Most unsupervised learning methods fall broadly into a set of algorithms called _cluster analysis_. **scikit-learn** provides several clustering algorithms.

We will demonstrate the two more popular choices -- K-Means and Agglomerative clustering (also known as hierarchical clustering). We will use the classic Fisher's Iris data for this demonstration.
```{python}
import statsmodels.api as sm
import pandas as pd
import matplotlib.pyplot as plt
import seaborn as sns
from sklearn.cluster import KMeans, AgglomerativeClustering
iris = sm.datasets.get_rdataset('iris').data
sns.relplot(data=iris, x = 'Sepal.Length',y = 'Sepal.Width', hue = 'Species');
```
The K-Means algorithm takes a pre-specified number of clusters as input, and then tries to find contiguous regions of the data to parse into clusters.
```{python}
km = KMeans(n_clusters = 3)
km.fit(iris[['Sepal.Length','Sepal.Width']]);
```
```{python}
km.labels_
```
```{python}
iris['km_labels'] = km.labels_
iris['km_labels'] = iris.km_labels.astype('category')
sns.relplot(data=iris, x = 'Sepal.Length', y = 'Sepal.Width',
hue = 'km_labels');
```
Agglomerative clustering takes a different approach. It starts by coalescing individual points successively, based on a distance metric and a principle for how to coalesce groups of points (called _linkage_).
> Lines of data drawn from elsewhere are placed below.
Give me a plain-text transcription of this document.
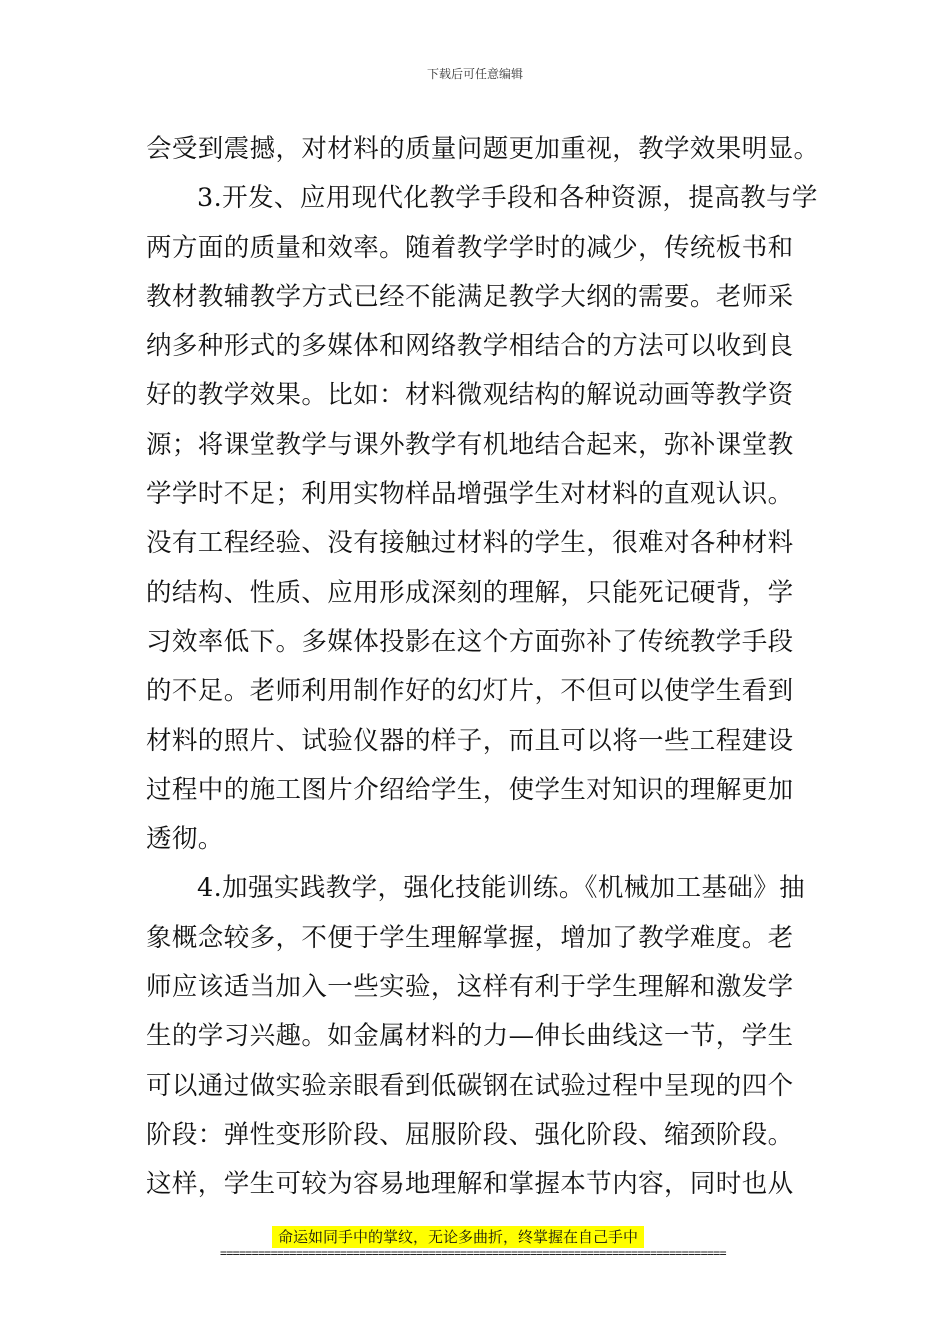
下载后可任意编辑
会受到震撼，对材料的质量问题更加重视，教学效果明显。
3.开发、应用现代化教学手段和各种资源，提高教与学
两方面的质量和效率。随着教学学时的减少，传统板书和
教材教辅教学方式已经不能满足教学大纲的需要。老师采
纳多种形式的多媒体和网络教学相结合的方法可以收到良
好的教学效果。比如：材料微观结构的解说动画等教学资
源；将课堂教学与课外教学有机地结合起来，弥补课堂教
学学时不足；利用实物样品增强学生对材料的直观认识。
没有工程经验、没有接触过材料的学生，很难对各种材料
的结构、性质、应用形成深刻的理解，只能死记硬背，学
习效率低下。多媒体投影在这个方面弥补了传统教学手段
的不足。老师利用制作好的幻灯片，不但可以使学生看到
材料的照片、试验仪器的样子，而且可以将一些工程建设
过程中的施工图片介绍给学生，使学生对知识的理解更加
透彻。
4.加强实践教学，强化技能训练。《机械加工基础》抽
象概念较多，不便于学生理解掌握，增加了教学难度。老
师应该适当加入一些实验，这样有利于学生理解和激发学
生的学习兴趣。如金属材料的力—伸长曲线这一节，学生
可以通过做实验亲眼看到低碳钢在试验过程中呈现的四个
阶段：弹性变形阶段、屈服阶段、强化阶段、缩颈阶段。
这样，学生可较为容易地理解和掌握本节内容，同时也从
命运如同手中的掌纹，无论多曲折，终掌握在自己手中
================================================================================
The number of clusters can then be determined either visually or via different cutoffs.
```{python}
hc = AgglomerativeClustering(distance_threshold=0, n_clusters=None,
linkage='complete')
hc.fit(iris[['Sepal.Length','Sepal.Width']])
```
```{python}
hc.linkage
```
```{python}
from scipy.cluster.hierarchy import dendrogram
## The following is from https://scikit-learn.org/stable/auto_examples/cluster/plot_agglomerative_dendrogram.html
def plot_dendrogram(model, **kwargs):
# Create linkage matrix and then plot the dendrogram
# create the counts of samples under each node
counts = np.zeros(model.children_.shape[0])
n_samples = len(model.labels_)
for i, merge in enumerate(model.children_):
current_count = 0
for child_idx in merge:
if child_idx < n_samples:
current_count += 1 # leaf node
else:
current_count += counts[child_idx - n_samples]
counts[i] = current_count
linkage_matrix = np.column_stack([model.children_, model.distances_,
counts]).astype(float)
# Plot the corresponding dendrogram
dendrogram(linkage_matrix, **kwargs)
plot_dendrogram(hc, truncate_mode='level', p=3)
plt.xlabel("Number of points in node (or index of point if no parenthesis).")
plt.show()
```
```{python}
hc = AgglomerativeClustering( n_clusters=3,
linkage='average')
hc.fit(iris[['Sepal.Length','Sepal.Width']]);
```
```{python}
hc.labels_
```
```{python}
iris['hc_labels'] = pd.Series(hc.labels_).astype('category')
sns.relplot(data=iris, x = 'Sepal.Length', y= 'Sepal.Width',
hue = 'hc_labels');
```
> Play around with different linkage methods to see how these clusters change.